4. Constraints

Software lives within the context of the real-world, and the real-world has constraints. This section allows you to state these constraints so it’s clear that you are working within them and obvious how they affect your architecture decisions.

Intent

Constraints are typically imposed upon you but they aren’t necessarily “bad”, as reducing the number of available options often makes your job designing software easier. This section allows you to explicitly summarise the constraints that you’re working within and the decisions that have already been made for you.

Structure

As with the quality attributes, simply listing the known constraints and briefly summarising them will work. Example constraints include:

  • Time, budget and resources.
  • Approved technology lists and technology constraints.
  • Target deployment platform.
  • Existing systems and integration standards.
  • Local standards (e.g. development, coding, etc).
  • Public standards (e.g.
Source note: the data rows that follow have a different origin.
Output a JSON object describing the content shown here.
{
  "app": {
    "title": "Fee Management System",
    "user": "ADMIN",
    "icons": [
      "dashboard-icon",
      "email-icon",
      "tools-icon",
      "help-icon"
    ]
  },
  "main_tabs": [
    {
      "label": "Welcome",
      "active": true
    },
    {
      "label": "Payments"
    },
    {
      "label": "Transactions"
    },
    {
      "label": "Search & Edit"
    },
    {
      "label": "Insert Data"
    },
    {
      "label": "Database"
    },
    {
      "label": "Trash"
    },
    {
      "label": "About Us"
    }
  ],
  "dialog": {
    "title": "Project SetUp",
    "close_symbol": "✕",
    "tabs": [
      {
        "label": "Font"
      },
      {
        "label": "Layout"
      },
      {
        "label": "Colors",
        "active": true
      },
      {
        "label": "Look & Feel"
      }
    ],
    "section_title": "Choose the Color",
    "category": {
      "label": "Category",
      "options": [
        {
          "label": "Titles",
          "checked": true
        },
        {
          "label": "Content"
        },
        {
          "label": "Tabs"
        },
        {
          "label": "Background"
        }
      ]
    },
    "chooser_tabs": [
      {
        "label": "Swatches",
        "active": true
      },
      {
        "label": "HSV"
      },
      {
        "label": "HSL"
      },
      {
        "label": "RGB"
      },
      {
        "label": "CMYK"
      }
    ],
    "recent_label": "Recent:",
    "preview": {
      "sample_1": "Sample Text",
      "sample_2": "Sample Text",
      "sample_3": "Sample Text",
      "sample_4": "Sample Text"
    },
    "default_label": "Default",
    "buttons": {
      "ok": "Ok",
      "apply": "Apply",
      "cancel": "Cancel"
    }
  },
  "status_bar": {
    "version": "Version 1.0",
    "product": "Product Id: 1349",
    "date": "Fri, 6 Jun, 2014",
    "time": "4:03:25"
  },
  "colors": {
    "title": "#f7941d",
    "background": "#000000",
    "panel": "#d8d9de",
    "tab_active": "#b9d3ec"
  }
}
HTTP, SOAP, XML, XML Schema, WSDL, etc). - Standard protocols.
  • Standard message formats.
  • Size of the software development team.
  • Skill profile of the software development team.
  • Nature of the software being built (e.g. tactical or strategic).
  • Political constraints.
  • Use of internal intellectual property.
  • etc

If constraints do have an impact, it’s worth summarising them (e.g. what they are, why they are being imposed and who is imposing them) and stating how they are significant to your architecture.

Motivation

Constraints have the power to massively influence the architecture, particularly if they limit the technology that can be used to build the solution. Documenting them prevents you having to answer questions in the future about why you’ve seemingly made some odd decisions.

Audience

The audience for this section includes everybody involved with the software development process, since some constraints are technical and some aren’t.

Required

Yes, all software guidebooks should include a summary of the constraints as they usually shape the resulting software architecture in some way. It’s worth making these constraints explicit at all times, even in environments that have a very well known set of constraints (e.g. “all of our software is ASP.NET against a SQL Server database”) because constraints have a habit of changing over time.

Ideally this project serves as a pathfinder for building out other elements of DMAC in a cloud hosted way. Need to think harder about the benefits of doing this. Is it worth it? What are the benefits of having tighter integration of DMAC services in NESDIS Operations?